Let's run an example, let's say we're working in i8's and the original

expression (zext's or sext's operand) is 21 + 12x + 8y. So it goes

like this:

0001 0101 * 21
XXXX XX00 * 12x

YYYY Y000 // 8y

0001 0101 * 21
ZZZZ ZZ00 * 12x + 8y

0000 0001 * D
0001 0100 * 21 - D = 20

ZZZZ ZZ00 // 12x + 8y

0000 0001 * D
WWWW WW00 * 21 - D + 12x + 8y = 20 + 12x + 8y

therefore zext(21 + 12x + 8y) = (1 + zext(20 + 12x + 8y))<nuw><nsw>

This approach could be improved if we move away from using trailing

zeroes and use KnownBits instead. For instance, with KnownBits we could

have the following picture:

i

10 1110...0011 * this is C
XX X1XX...XX00 * this is X = (x + y + ...)

Notice that some of the bits of X are known ones, also notice that

known bits of X are interspersed with unknown bits and not grouped on

the rigth or left.

We can see at the position i that C(i) and X(i) are both known ones,

therefore the (i + 1)th carry bit is guaranteed to be 1 regardless of

the bits of C to the right of i. For instance, the C(i - 1) bit only

affects the bits of the sum at positions i - 1 and i, and does not

influence if the sum is going to wrap or not.

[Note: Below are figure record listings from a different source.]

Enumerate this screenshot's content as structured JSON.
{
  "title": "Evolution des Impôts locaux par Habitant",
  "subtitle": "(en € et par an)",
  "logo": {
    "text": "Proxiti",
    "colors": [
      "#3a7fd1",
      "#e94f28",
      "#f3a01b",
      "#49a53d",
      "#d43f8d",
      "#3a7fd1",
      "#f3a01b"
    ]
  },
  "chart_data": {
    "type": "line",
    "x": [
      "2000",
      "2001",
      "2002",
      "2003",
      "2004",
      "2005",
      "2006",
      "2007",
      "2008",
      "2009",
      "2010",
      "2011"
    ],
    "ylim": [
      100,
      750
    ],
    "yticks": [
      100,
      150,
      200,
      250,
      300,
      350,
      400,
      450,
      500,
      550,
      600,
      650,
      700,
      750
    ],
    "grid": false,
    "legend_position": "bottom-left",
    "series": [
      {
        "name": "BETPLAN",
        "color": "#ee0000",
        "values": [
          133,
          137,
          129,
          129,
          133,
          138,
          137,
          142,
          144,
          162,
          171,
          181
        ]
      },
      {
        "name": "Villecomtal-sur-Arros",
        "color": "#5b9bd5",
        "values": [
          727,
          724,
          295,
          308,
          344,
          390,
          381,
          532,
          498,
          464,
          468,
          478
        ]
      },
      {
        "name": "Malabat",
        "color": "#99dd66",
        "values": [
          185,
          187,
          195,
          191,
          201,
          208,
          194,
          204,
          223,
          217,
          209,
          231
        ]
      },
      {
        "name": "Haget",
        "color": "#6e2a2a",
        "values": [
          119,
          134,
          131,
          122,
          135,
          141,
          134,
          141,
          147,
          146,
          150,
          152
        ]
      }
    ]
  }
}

Therefore we could split

the constant C the following way:

i

00 0010...0011 = D

10 1100...0000 = (C - D)

Let's compute the KnownBits of (C - D) + X:

XX1 1 = carry bit, blanks stand for known zeroes

10 1100...0000 = (C - D)

XX X1XX...XX00 = X

XX X0XX...XX00

Will this add wrap or not essentially depends on bits of X. Adding D

to this sum, however, is guaranteed to not to wrap:

0 X

00 0010...0011 = D

sX X0XX...XX00 = (C - D) + X

sX XXXX XX11

As could be seen above, adding D preserves the sign bit of (C - D) +

X, if any, and has a guaranteed 0 carry out, as expected.

The more bits of (C - D) we constrain, the better the transformations

introduced here canonicalize expressions as it leaves less freedom to

what values the constant part of ((C - D) + x + y + ...) can take.